☆カナダ大手銀、米地銀を85億ドルで買収(10・3日経)


 カナダの大手銀行、トロント・ドミニオン・バンクは2日、米地方銀行のコマース・バンコープを85億ドル(約9800億円)で買収することで合意した。株式交換と現金を併用する。米東海岸で2000店舗を展開するコマースを傘下に収め、米市場への進出を加速する。

 コマースは米東部ニュージャージー州を本拠とし、総資産で米29位の大手地銀。店舗の24時間サービスなど、消費者向けサービスの充実した銀行として知られる。預金量は約2500億ドル。

 トロント・ドミニオンは米国内でオンライン証券や地銀を保有し、米東海岸の人口密集地への展開を進めている。資源高でカナダドルの為替レートが米ドルを約30年ぶりに上回っていることも買収に有利に働いた。


☆カナダ銀TD、85億ドルで米銀コマース買収(10・3日経)


 カナダのトロント・ドミニオン・バンク(TDバンク)・ファイナンシャル・グループは2日、米銀コマース・バンコープを買収すると発表した。支払いは株式と現金の組み合わせで、買収総額は約85億ドル。2008年の4月までに手続きを終える。 コマースはニュージャージー州が本拠。米東海岸を中心に460の支店を持つ。TDはコマース買収を米国での事業展開の足がかりとする考え。


☆ノキア、米の地図情報システム会社を81億ドルで買収(10・2日経)


 携帯電話機で世界最大手のノキア(フィンランド)は1日、米地図情報システム大手のナビテックを買収することで合意したと発表した。買収額は81億ドル(約9300億円)。世界の地理情報やナビゲーションシステムに強いナビテックを買収することで、携帯電話機による位置情報関連サービスなどを拡充するのが狙いだ。

 ナビテックは1985年設立。2006年の売上高は5億8200万ドル。

 ノキアはマルチメディア対応の高性能携帯電話機「N95」に世界最先端の地図情報と関連サービスを導入した。今後発売する高性能機に、ナビテックの技術を活用した新しい位置情報サービスを導入する見込みだ。


☆米モルガン・スタンレー、住宅ローン部門の600人削減(10・3日経)


 米証券大手モルガン・スタンレーは2日、米国と欧州で住宅ローン部門の社員600人を解雇すると発表した。傘下の住宅ローン会社3社も1社に統合する。住宅ローンの新規市場が縮小しているのを受けてリストラに着手する。

 信用力の低い個人向け住宅融資(サブプライムローン)問題で、米金融機関は住宅ローンへの取り組みの見直しを迫られている。大手証券では8月にリーマン・ブラザーズも傘下の住宅ローン会社の新規融資をストップ。約2500人を解雇した。

 民間調査会社によると、今年だけで4万人を超す住宅ローン会社の従業員が解雇された。金融業界の年間の雇用増加の3分の1に相当する計算で、米雇用回復の重しになっている。


☆米乳製品大手のディーン、最大700人削減へ(10・3日経)


 牛乳・乳製品大手の米ディーン・フーズは2日、2007年12月通期の業績を下方修正すると発表した。一株利益予想を従来の1.52―1.58ドルから1.25ドルに引き下げた。10月末までに最大700人を削減することも発表した。原料となる乳製品の高騰に加え、商品の値上げにより売り上げが伸び悩んでいるため。
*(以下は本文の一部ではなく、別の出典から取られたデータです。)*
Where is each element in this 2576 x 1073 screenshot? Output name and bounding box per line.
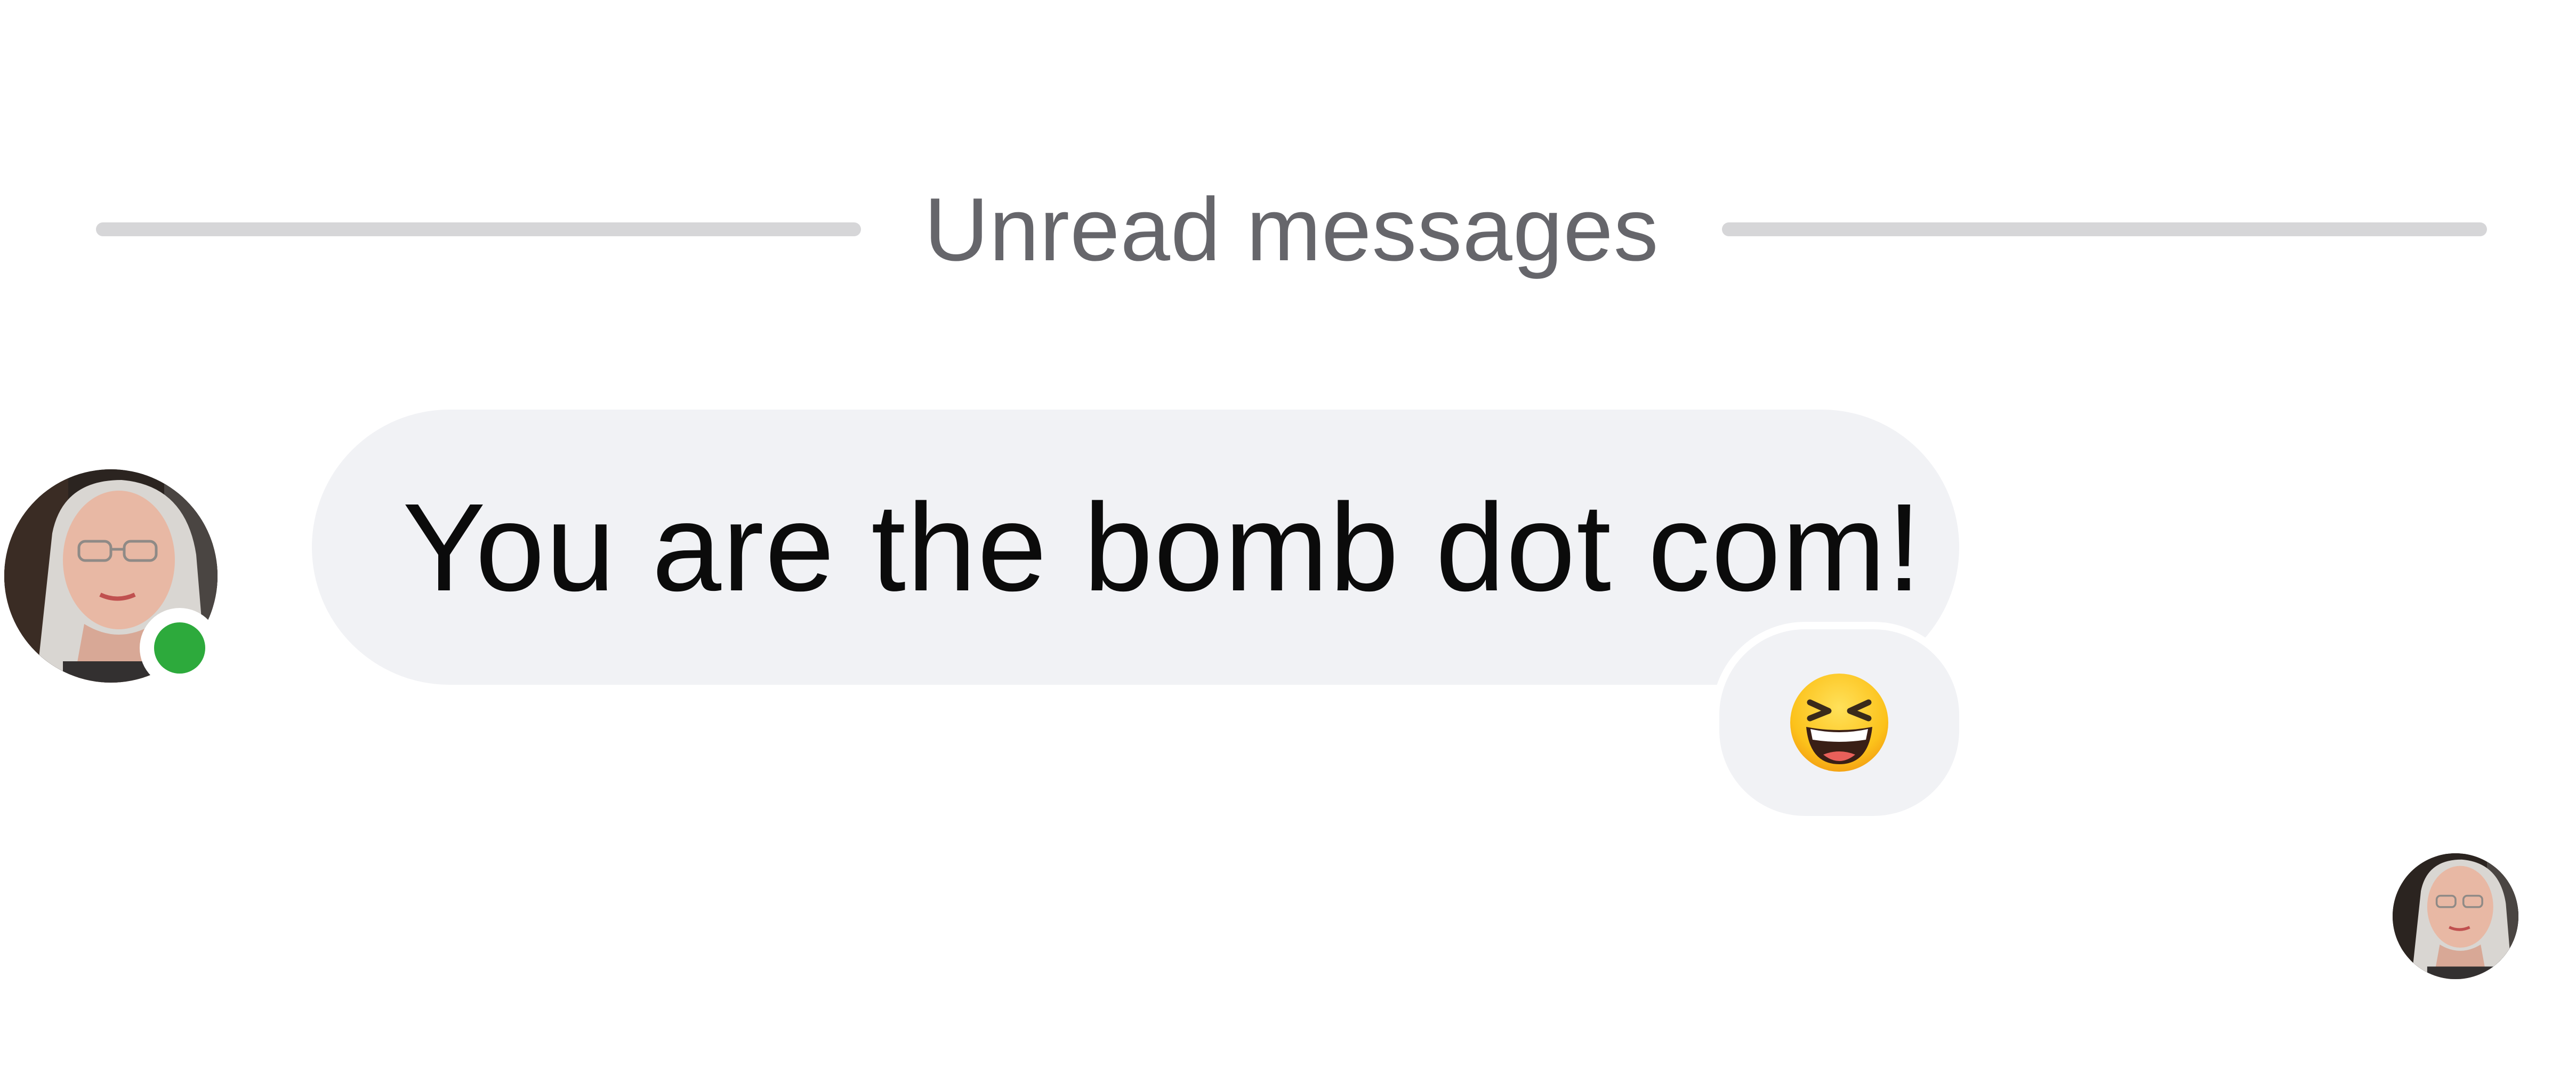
chat-thread: Unread messages You are the bomb dot com… — [0, 0, 2576, 1073]
divider-line-right — [1721, 222, 2488, 236]
message-reaction[interactable] — [1712, 622, 1967, 823]
grinning-squinting-face-icon — [1790, 674, 1888, 772]
unread-messages-label: Unread messages — [924, 179, 1659, 279]
message-text: You are the bomb dot com! — [402, 477, 1923, 617]
divider-line-left — [96, 222, 862, 236]
message-bubble[interactable]: You are the bomb dot com! — [312, 410, 1959, 685]
read-receipt-avatar — [2393, 853, 2518, 979]
unread-messages-divider: Unread messages — [96, 171, 2488, 288]
online-status-icon — [140, 608, 220, 688]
この数日、立て続けに米企業苦境のニュースが報じられています。現在の資源高を受け、カナダやオーストラリアなどの資源国の貨幣が価値を上げた影響もあるのでしょうか。以前なら考えられなかったカナダ企業による米企業のM&Aが立て続けに起こっています。先日為替の世界に大事件が起こりましたよね。それは、カナダ・ドルの1ドルあたりの価値が31年ぶりに米国の1ドルを上回ったというニュース。これはプライドの高いアメリカにとって屈辱的なことだったでしょう。いまや、ロシアに旅行しても以前なら大歓迎だったドルが敬遠され、ルーブル以外受け取らないお店も出てきたそうです。明らかにドル覇権、米経済独り勝ちの時代の終焉が間近に迫っていることを印象づけます。そして、これからも資源高は続き、この流れは続くと私は見ています。それからもうひとつのニュースはリストラがかなり激しくなってきていることです。これは、回りまわって、アメリカの唯一の支え、消費が減退することを意味します。さて、これからアメリカ経済はどうなっていくのでしょうか。なんとか結束力を駆使してこの難局を乗り切っていただかないと、日本の輸出産業にも打撃になるでしょうね。